When I informed our CEO about Jane’s complaint, he just laughed.
“C’mon, she had to know what our culture was here, right? That’s just boys being boys.”
Yeah, he and the CFO must have talked.
I said, “This could get serious – you know, sex discrimination?”
Our CEO was incredulous. “Are you kidding? These guys are writing a kick-ass product and are going to make us a lot of money. If she doesn’t like it here, she can just leave.”
Oh. Forgot to mention our CEO was older than the developers. He was in his late twenties. Guess it wasn’t too surprising he felt this way.
Striking out with the CEO, I decided to try talking to Jason directly. I stopped in the Coding Pen late one night after everyone else had left.
“Hey Jason, have a minute?” I asked.
Jason didn’t look up from the glow of us his dual monitors and just said “uh huh.”
I gave him the run down on Jane’s concerns and said if we want to grow into a successful firm, posters like “Red and Juicy” would have to come down.
Finally, Jason stopped typing and looked up at me with sleepy eyes. He yawned, took a swig of his energy drink and said, “The poster stays dude, or I leave.”
After a couple more attempts at reasoning with him, I finally gave up.
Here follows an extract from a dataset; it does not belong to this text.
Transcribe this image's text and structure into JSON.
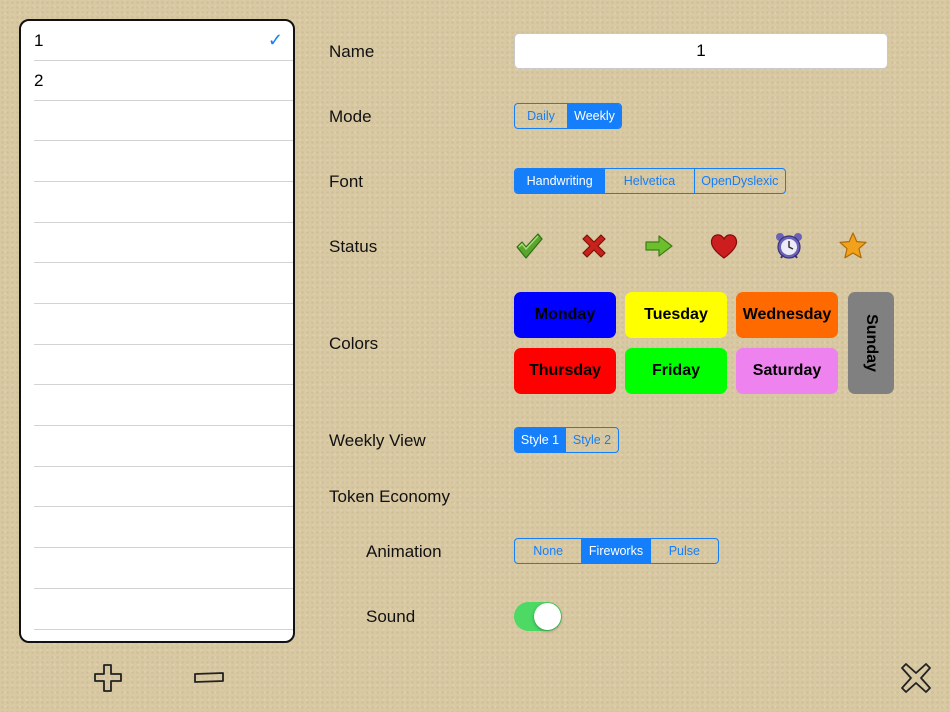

Jason knew he had the support of the CEO and could do whatever he wanted.
Luckily for me (and ultimately the company) the next day, the CEO was leading a potential investor on a tour of the office.
A female investor.
Amazingly, no one had the foresight to think this investor would be offended by the poster. Maybe not so shocking because the mindset in the “brogramming” culture is that sexist material hanging on the walls, sent in emails and in conversation are acceptable if the company has bright prospects.
After all, an investor would care more about making money, right?
The investor very calmly explained to our CEO that if he had any hopes of raising money, those posters had to go. From what I could hear through our very thin walls, she gave him a pretty good lecture. This investor cared about protecting her investment, and didn’t want it squandered as the result of a lawsuit.
The next day, Jason’s poster was replaced. And coincidently (or not) Jason received a huge raise. He didn’t go anywhere.
Jane was placated, although from time to time the conversation was still a bit sexist around the edges. This culture likely won’t change as long as males dominate the software development field.
And what did Jason replace the poster with? He put up some random Star Wars poster.
Thank goodness Princess Leia was mostly clothed.